Answers to Frequently Asked Questions

Why don't you include great children's literature?

Because the list is for adults.

Usually people ask this question if they are plumping for a Doctor Seuss story or some other favourite book from their own or from their kids' childhoods.

Some works written to entertain the young do end up becoming classics for all ages. The Alice in Wonderland books, for example, or Grimm's Fairy Tales. The Lion, the Witch and the Wardrobe and Anne of Green Gables are twentieth-century examples, though we'll see how long into the twenty-first century they last. Tolkien's fanciful epics, including The Hobbit and The Lord of the Rings, may be considered works for adolescent and adult readers alike.

Sometimes adults enjoy reading certain kids' books, like Seuss's Cat in the Hat, to their children and feel the books should therefore be considered as important literature as weightier adult fiction. But a criterion for the Greatest Literature list has been the work being read by adults as adults for their own enjoyment and edification. Reading to entertain children is not enough.

Right away some reader is going to protest, "But I like to read Green Eggs and Ham for myself!" Yes, and some of us get a kick out of going back and looking through adventure stories we devoured as youths. But that's nostalgia—a delightful wallowing in a since-discarded naïve worldview. It may be fun and it may even be healthy to regress in this fashion now and then. But it's not reading as an adult. It's pretending to be a child.

The children's books that do eventually make it onto the mature list, like Lewis Carroll's works, usually offer a level that goes over the head of kids.

Another factor to consider is the ongoing impact the work has. Alice’s Adventures in Wonderland and Through the Looking-Glass are embedded in our culture, almost as much as adult standards like Hamlet and the Bible.
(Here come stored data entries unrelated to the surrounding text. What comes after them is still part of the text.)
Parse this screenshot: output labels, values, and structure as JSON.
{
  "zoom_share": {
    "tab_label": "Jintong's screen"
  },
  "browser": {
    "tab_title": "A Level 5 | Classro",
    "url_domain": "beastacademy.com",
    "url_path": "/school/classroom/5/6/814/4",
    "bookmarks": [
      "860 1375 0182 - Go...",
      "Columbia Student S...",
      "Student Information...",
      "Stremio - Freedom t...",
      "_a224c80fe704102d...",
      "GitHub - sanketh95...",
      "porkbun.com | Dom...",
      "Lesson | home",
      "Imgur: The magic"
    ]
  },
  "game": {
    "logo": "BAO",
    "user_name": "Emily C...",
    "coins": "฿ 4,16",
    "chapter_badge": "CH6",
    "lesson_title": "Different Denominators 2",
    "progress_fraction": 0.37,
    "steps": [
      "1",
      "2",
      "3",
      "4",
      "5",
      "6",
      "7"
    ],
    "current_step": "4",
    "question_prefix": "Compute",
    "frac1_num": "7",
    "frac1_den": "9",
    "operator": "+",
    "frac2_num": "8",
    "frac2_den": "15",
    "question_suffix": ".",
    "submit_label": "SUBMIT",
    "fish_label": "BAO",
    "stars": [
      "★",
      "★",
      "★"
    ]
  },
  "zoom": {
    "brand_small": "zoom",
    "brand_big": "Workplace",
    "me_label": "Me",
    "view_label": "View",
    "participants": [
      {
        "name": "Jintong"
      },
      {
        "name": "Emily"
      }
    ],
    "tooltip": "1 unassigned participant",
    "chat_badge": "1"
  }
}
They are continually referenced by serious writers and artists in other media. The situations and expressions are part of our everyday conversation. An adult has to have some familiarity with Alice to understand some of what's being said and written around him or her. When Green Eggs and Ham reaches that status, it may be added to the list.

As always, there are some tough judgment calls. Winnie-the-Pooh is arguably approaching this status, though its future inclusion on the list is tenuous.
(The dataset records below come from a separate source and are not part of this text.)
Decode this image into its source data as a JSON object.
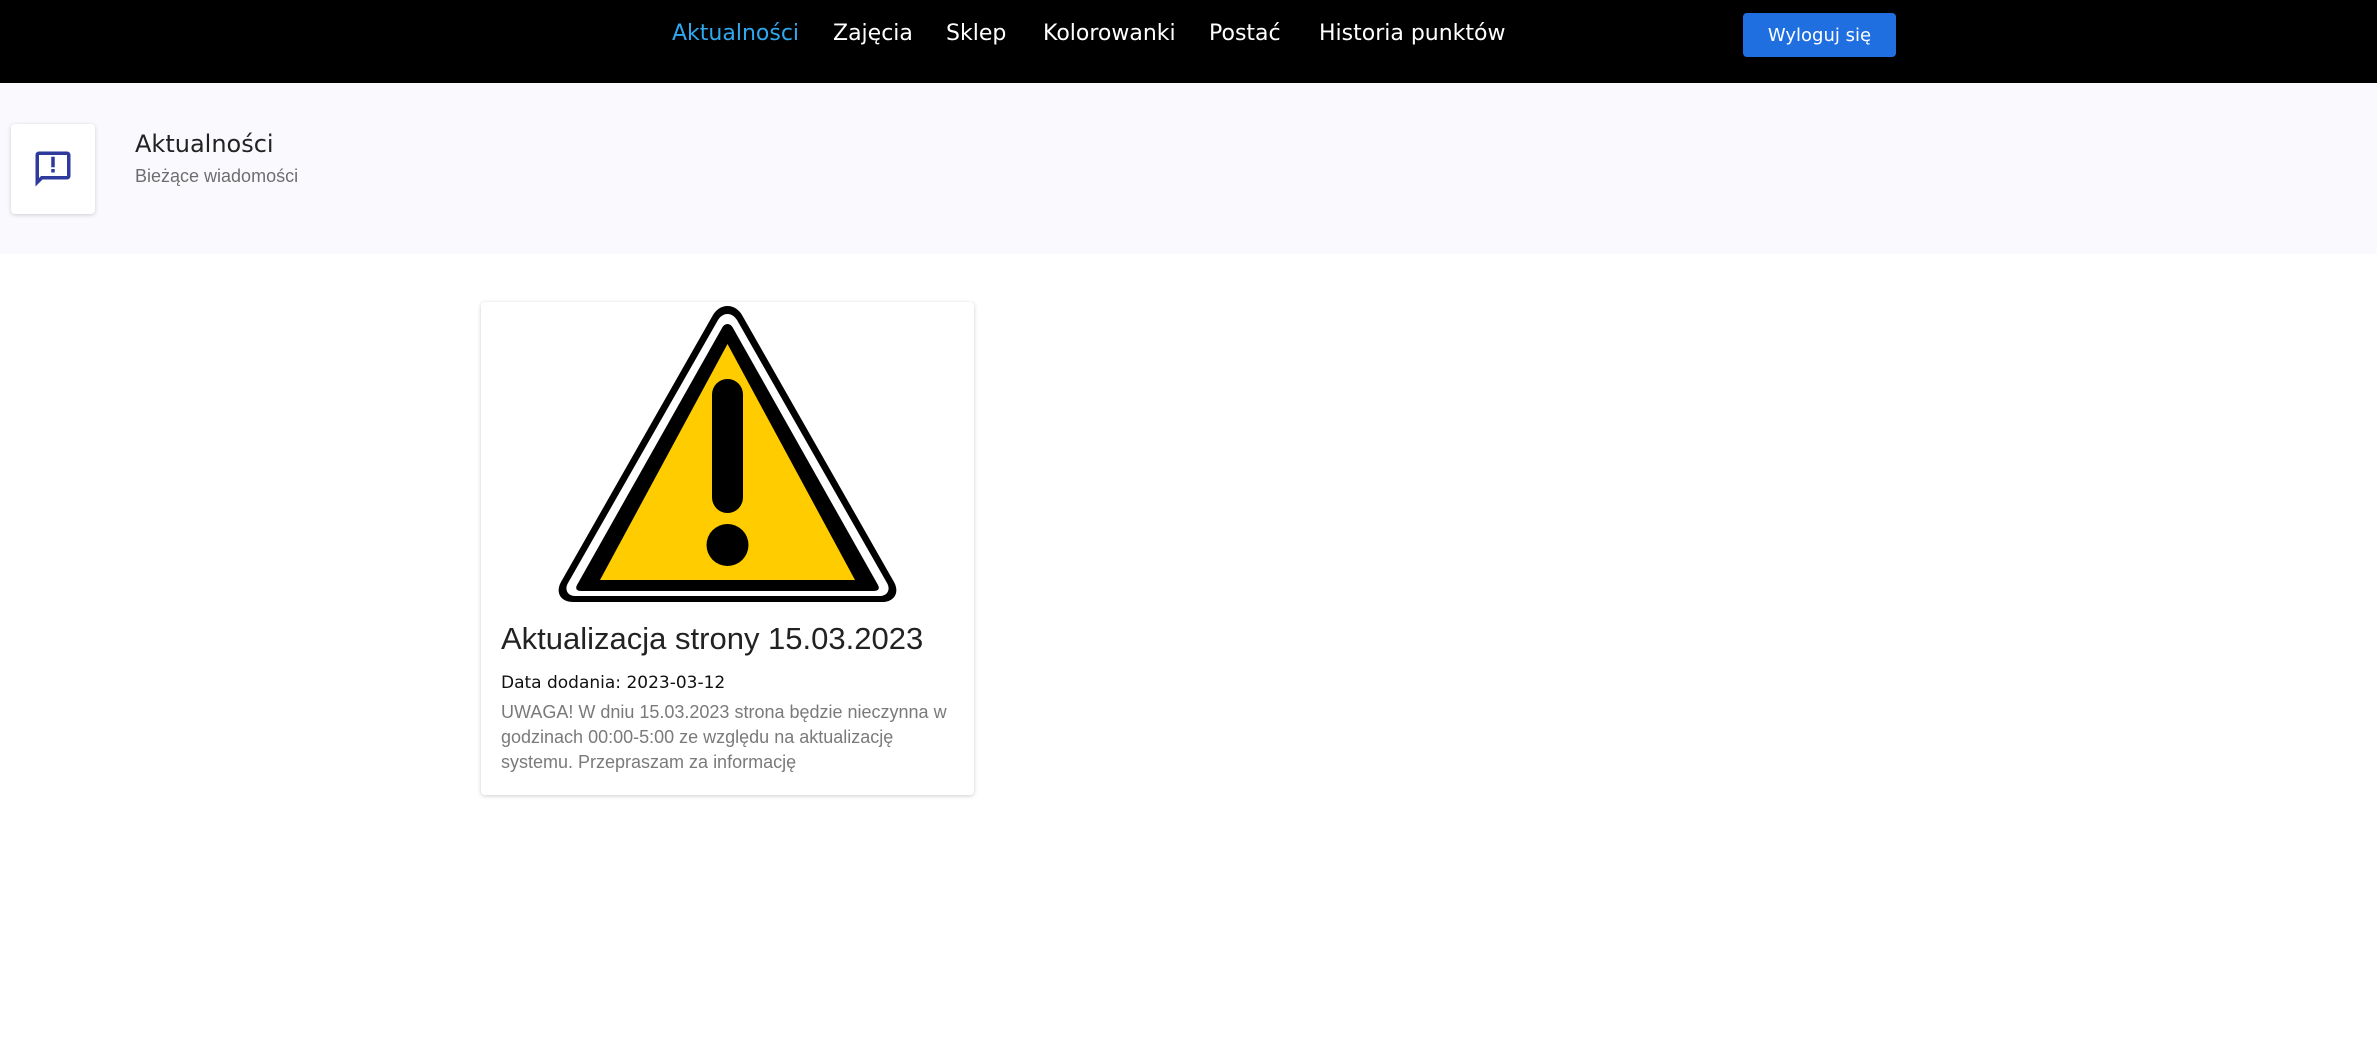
{
  "nav": {
    "items": [
      {
        "label": "Aktualności",
        "active": true
      },
      {
        "label": "Zajęcia",
        "active": false
      },
      {
        "label": "Sklep",
        "active": false
      },
      {
        "label": "Kolorowanki",
        "active": false
      },
      {
        "label": "Postać",
        "active": false
      },
      {
        "label": "Historia punktów",
        "active": false
      }
    ],
    "logout_label": "Wyloguj się"
  },
  "header": {
    "icon": "feedback-exclamation-icon",
    "title": "Aktualności",
    "subtitle": "Bieżące wiadomości"
  },
  "news": [
    {
      "image_icon": "warning-triangle-icon",
      "title": "Aktualizacja strony 15.03.2023",
      "date_line": "Data dodania: 2023-03-12",
      "description": "UWAGA! W dniu 15.03.2023 strona będzie nieczynna w godzinach 00:00-5:00 ze względu na aktualizację systemu. Przepraszam za informację"
    }
  ],
  "colors": {
    "topbar_bg": "#000000",
    "nav_active": "#2fa8f0",
    "button_bg": "#1f6fe0",
    "header_icon": "#2e3a9c",
    "warning_yellow": "#ffcc00"
  }
}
Same with the Anne of Green Gables books by Lucy Maude Montgomery: they've been adored by several generations of young girls and are still revered by at least the Canadian public at large. Enough to keep at least the first book of the series on the list.

On the other hand, we've kept off The Secret Garden—another one we've agonized over, consulting countless other sources as with all works. In the end, it's been felt this story has faded. It's got a fussy, old quality that isn't wearing well—at least not with new readers—laying its chin-up sentimentality too bare, with little of enduring interest. You can argue this, but the judgment now is that the book is not one for the ages.

But stick around. It and others may be rediscovered by a future generation and its charms come back into fashion, proving it has enduring qualities that we don't see now.